A lawsuit filed in 2021 targeting businesses, owners and individuals behind the Wallhax, SecureAC, SecureCheats and CODHax platforms, is just a small part of a larger Bungie campaign.
Faced with growing numbers of cheaters in its online games, Bungie filed several lawsuits in the U.S. They sent the clearest possible message that similar behavior can have serious consequences.
For regular gamers honing innovative strategies to triumph within the parameters of clearly defined rulesets, elimination of cheaters can’t come soon enough.
Filed in 2021, the lawsuit against Wallax identified some defendants by name and others by their online handles. All faced allegations of copyright infringement, violations of the DMCA’s anti-cicumvention provisions, RICO violations, conspiracy, plus sundry other charges
In June 200, Robert Nelson and two companies under his control admitted copyright infringement after violating Bungie’s copyrights and injecting code into Destiny 2, thereby creating unlicensed derivative works. Bungie’s damages award was $13.5m.

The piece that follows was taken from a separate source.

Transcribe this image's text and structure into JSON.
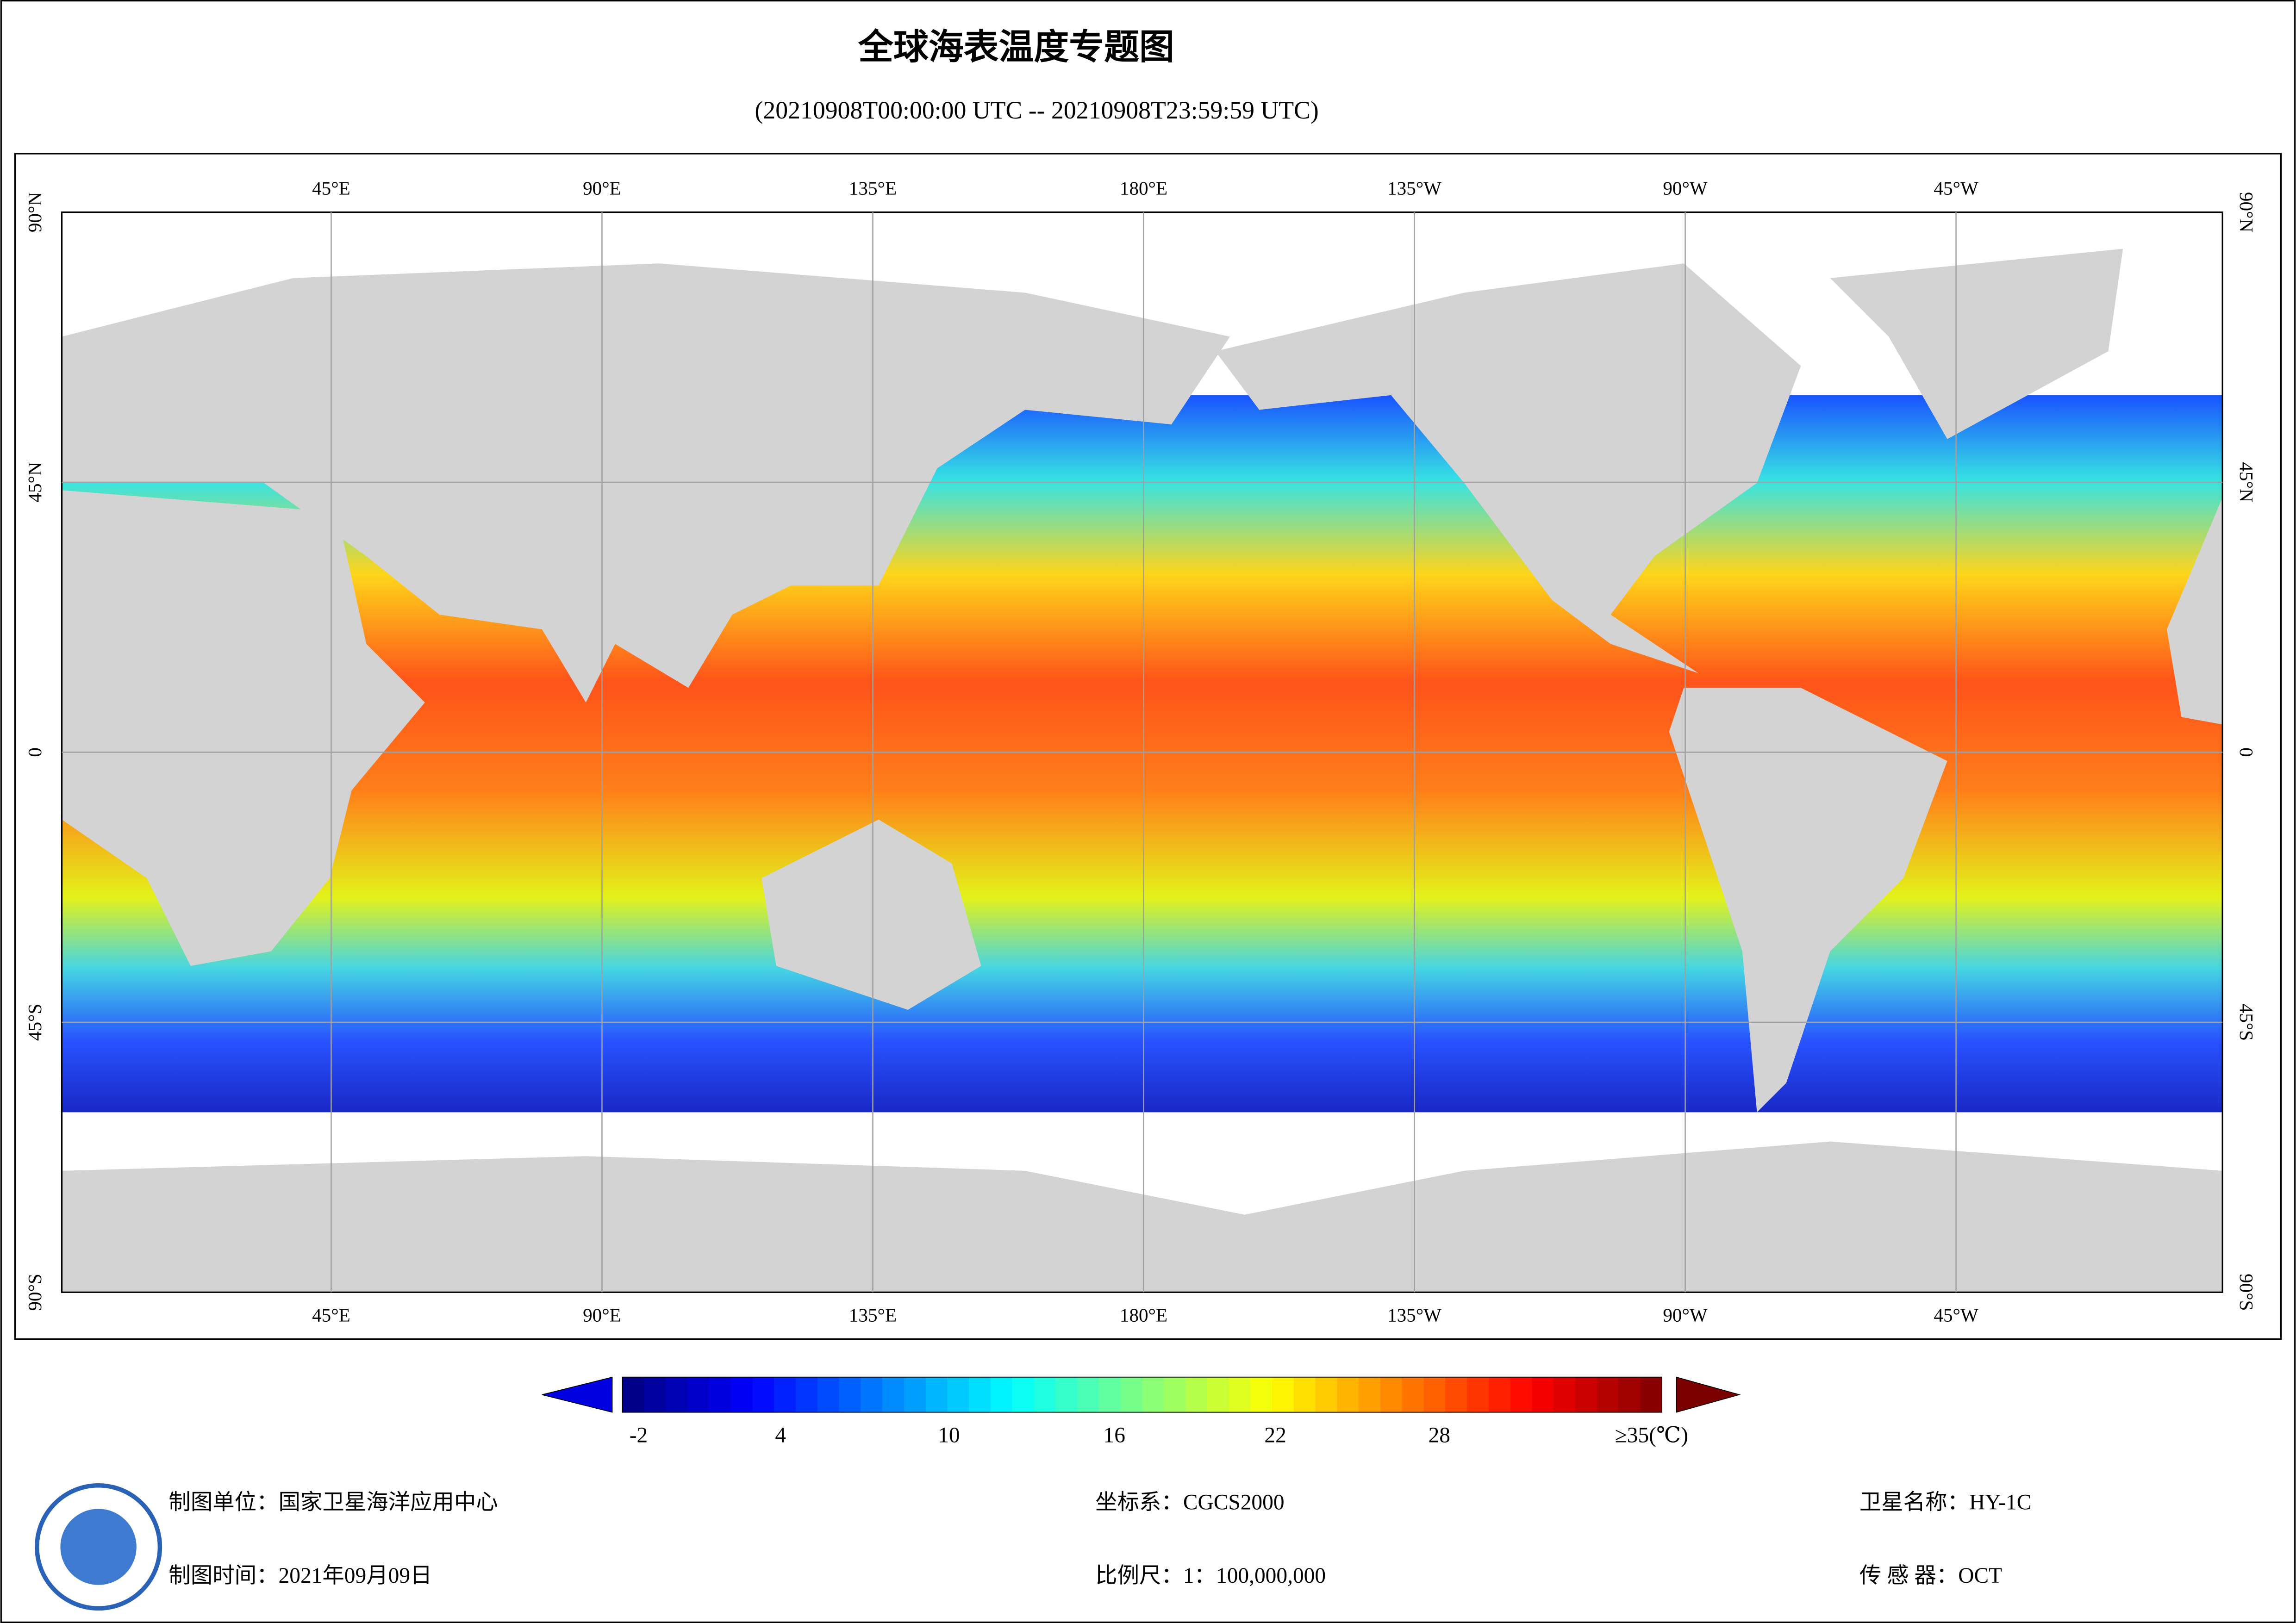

Information provided by Nelson enabled Bungie to pursue developer Daniel Larsen in Denmark, and when he failed to appear, Bungie obtained an entry of default. Information also led Bungie to Germany where ‘Badger’ was identified as Patrick Schaufuss. He also agreed to settle by cooperating with Bungie.
Amended Complaint Unmasks More Defendants, More Details
Filed this week in a Washington District Court, Bungie’s first amended complaint identifies former Doe defendants ‘Luzypher’, ‘Yimosecai’, ‘Rulezzgame’, ‘Sentinent’, ‘CHENZHIJIE402’, and ‘Mindbender’ (aka ‘Bluegirl’), by their real names.
It also provides additional detail on some of the other defendants, including the entity ‘Dsoft CVR36454303’.
Daniel Larsen / Dsoft CVR36454303
Previously alleged to be just the administrator of Wallhax, Larsen is now described as the owner. Working under the pseudonym ‘Gokke’, it’s alleged he developed the code framework for the Wallhax cheat and was involved in designing, coding, updating and maintaining cheats for Destiny 2.
“Larsen and the other partners in the Wallhax business share in its profits and losses and engage in joint decision-making, with Larsen having particular say in matters in his area of expertise (software engineering),” Bungie writes.
“Defendant DSoft, registered with the Danish Business Authority under CVR 37454303, (‘DSoft’) is Larsen’s registered sole proprietorship, with a principal place of business located at [redacted address] in Denmark.”
Bungie says the Dsoft corporate entity was used to conduct business and accept funds relating to the Wallhax cheating operation.
Other Targets Identified
According to Bungie, ‘Luzypher’ is a Wallhax senior support specialist and moderator of the Wallhax forums. The company already knew that ‘Luzypher’ lives in the Netherlands but now identify him as Sebastiaan Juan Theodoor Cruden along with a specific address in a central region of the country.
Previously just a ‘Doe’ defendant, Bungie has added ‘Goodman’ to its complaint. The developer still doesn’t know his name but believes he’s in Sichuan, China, from where he sells Wallhax cheats and shares revenue with other Wallhax defendants. Chenzhijie Chen (aka chenzhiji402) of Shangai, China, faces identical allegations.
The defendant previously known as ‘Yimosecai’ is now identified as Yunxuan Deng of Shangai, China. Together with Eddie Tran (aka Sentient) of California, Anthony Robinson (aka Rulezzgame) of Germany, and Marta Magalhaes (Mindbender/Blue Girl) of Portugal, all stand accused of reselling Wallhax cheats.
Bungie frames their actions rather more elaborately, describing the defendants and others yet to be identified as complicit in a racketeering exercise. Other previously named defendants, including ‘Riddell’ and ‘piskubi93’, are absent from the amended complaint but for reasons not cited in the complaint.
At least from the information available in court documents, it seems that Bungie is using compliant defendants (i.e those who have agreed to settle) as a means to identify others. That’s nothing out of the ordinary and can prove extremely effective.
As an abstract example unrelated to this case, if we take Defendant 1 as the main target in a civil action, he may know a lot about partner defendant 2, so if Defendant 1 starts to cooperate under threat of financial ruin, Defendant 2 is rendered vulnerable.
Lower players, let’s call them Defendants 6 and 7, may be happy to share personal information with each other, feeling they’re largely unimportant. But if Defendant 4 knows either and happens to be friendly with Defendant 3, none of the group are secure if Defendant 2 throws in the towel.
Defendant 5, meanwhile, may feel that settling is the only option because apparently everyone else has. Pressure to settle may not always work though, especially in far-off lands with different legal standards and potentially uncooperative governments.